Dietary fructose intake may increase serum uric acid concentrations, researchers said.
Both uric acid concentration and fructose consumption may be increased in individuals with non-alcoholic fatty liver disease (NAFLD).
Researchers found that both dietary fructose consumption and serum uric acid concentrations are independently associated with non-alcoholic steatohepatitis (NASH).
NAFLD, the accumulation of extra fat in liver cells in people who drink little or no alcohol, is recognised as the fastest growing cause of liver disease in both Western and developing countries.
Although NASH is a less aggressive form of NAFLD, it can progress to severe fibrosis and cirrhosis, with development of hepatocellular carcinoma in adults.
"It is plausible that dietary fructose intake and uric acid concentrations are potential risk factors for liver disease progression in NAFLD," said Valerio Nobili, from Bambino Gesu Hospital in Italy
Researchers in Italy and the UK studied 271 obese children and adolescents with NAFLD (155 males, mean age 12.5 years) who underwent liver biopsy.
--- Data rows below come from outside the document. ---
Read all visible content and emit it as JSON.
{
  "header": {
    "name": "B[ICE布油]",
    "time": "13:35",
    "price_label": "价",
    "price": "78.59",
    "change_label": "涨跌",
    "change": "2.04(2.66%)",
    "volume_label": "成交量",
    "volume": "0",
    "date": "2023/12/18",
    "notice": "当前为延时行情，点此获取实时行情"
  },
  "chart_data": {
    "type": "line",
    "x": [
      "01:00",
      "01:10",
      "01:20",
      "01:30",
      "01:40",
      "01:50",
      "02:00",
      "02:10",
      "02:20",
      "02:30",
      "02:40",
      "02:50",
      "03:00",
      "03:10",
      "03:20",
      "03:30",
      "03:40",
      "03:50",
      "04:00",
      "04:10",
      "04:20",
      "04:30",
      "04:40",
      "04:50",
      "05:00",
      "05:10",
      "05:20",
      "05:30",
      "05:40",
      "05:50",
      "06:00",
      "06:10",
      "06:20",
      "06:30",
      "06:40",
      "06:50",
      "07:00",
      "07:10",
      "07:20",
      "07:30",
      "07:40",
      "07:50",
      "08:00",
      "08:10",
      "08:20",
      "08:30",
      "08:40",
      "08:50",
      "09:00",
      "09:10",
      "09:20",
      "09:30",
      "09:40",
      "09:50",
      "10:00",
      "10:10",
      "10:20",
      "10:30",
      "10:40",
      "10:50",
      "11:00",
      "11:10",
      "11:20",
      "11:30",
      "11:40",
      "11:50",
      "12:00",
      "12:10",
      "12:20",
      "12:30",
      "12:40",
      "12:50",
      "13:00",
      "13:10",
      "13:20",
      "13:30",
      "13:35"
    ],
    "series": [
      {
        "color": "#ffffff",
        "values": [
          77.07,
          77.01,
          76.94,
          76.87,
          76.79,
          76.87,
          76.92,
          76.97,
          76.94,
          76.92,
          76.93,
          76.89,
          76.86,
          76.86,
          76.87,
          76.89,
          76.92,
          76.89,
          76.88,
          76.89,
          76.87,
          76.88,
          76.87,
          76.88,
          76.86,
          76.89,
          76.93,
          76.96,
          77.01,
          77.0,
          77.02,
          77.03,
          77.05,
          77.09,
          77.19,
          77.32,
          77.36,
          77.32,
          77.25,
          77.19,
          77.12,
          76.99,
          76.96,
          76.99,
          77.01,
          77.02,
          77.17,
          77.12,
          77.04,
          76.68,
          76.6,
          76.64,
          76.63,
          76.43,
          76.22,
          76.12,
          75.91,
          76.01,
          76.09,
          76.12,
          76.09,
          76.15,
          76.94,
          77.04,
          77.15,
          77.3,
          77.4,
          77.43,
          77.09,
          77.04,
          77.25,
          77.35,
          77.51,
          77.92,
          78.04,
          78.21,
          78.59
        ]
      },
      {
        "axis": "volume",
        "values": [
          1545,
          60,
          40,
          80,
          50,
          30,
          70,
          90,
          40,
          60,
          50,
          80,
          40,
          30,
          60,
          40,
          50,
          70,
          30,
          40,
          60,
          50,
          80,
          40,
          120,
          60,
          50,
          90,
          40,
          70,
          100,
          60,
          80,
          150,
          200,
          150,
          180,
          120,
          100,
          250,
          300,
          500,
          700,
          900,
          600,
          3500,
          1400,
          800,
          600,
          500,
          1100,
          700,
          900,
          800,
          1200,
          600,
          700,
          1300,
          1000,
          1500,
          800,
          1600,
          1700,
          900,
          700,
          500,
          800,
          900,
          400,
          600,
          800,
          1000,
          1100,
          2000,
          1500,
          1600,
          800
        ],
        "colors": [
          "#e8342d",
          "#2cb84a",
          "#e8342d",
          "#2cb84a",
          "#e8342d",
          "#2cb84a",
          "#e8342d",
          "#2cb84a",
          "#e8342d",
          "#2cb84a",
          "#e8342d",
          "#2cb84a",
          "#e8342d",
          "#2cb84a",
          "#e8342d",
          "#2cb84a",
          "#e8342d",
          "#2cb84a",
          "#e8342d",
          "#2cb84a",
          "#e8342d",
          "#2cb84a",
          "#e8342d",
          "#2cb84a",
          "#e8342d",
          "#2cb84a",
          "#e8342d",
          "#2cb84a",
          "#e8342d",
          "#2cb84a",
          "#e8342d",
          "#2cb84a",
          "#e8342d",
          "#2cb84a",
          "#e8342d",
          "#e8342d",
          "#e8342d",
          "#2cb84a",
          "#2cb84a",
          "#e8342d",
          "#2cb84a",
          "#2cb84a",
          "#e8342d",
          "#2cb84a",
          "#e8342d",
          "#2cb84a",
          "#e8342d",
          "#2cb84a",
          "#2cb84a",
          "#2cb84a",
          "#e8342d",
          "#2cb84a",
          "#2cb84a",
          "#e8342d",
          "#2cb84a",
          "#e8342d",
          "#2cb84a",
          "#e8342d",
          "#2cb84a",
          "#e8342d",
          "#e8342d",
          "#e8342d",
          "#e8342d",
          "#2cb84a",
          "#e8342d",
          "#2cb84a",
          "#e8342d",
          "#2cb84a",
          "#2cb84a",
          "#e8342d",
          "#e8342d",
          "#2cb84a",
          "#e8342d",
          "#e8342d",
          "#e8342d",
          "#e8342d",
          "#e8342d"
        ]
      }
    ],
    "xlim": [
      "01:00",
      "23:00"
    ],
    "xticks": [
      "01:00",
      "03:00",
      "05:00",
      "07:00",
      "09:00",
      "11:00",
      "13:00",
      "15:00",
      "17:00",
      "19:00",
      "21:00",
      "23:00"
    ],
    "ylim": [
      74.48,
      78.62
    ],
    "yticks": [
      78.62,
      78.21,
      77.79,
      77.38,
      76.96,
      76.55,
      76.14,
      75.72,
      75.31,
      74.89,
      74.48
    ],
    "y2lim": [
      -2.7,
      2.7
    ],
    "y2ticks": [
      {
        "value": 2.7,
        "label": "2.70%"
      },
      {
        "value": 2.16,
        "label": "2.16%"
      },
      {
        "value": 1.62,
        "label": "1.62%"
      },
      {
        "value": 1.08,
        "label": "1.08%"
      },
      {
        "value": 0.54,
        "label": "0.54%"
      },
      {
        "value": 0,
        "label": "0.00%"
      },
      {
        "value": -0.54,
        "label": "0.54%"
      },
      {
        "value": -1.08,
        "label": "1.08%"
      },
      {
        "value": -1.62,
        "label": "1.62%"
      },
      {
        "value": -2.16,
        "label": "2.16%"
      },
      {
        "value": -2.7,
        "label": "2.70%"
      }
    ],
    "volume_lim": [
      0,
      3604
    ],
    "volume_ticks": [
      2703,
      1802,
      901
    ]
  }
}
All patients completed a food frequency questionnaire, indicating when specific foods were consumed (breakfast, morning snack, lunch, afternoon snack, dinner etc), how often (every day of the week, sometimes or never) and portion size.
Nearly 90 per cent reported drinking sodas and soft drinks one or more times a week.
Almost 95 per cent of patients regularly consumed morning and afternoon snacks consisting of crackers, pizza and salty food, biscuits, yogurt or other snacks.
In the group of patients studied, 37.6 per cent of patients had NASH and 47 per cent of patients with NASH had high uric acid compared with 29.7 per cent of patients who did not have NASH.
Fructose consumption was independently associated with high uric acid, which occurred more frequently in patients with NASH than in not-NASH patients.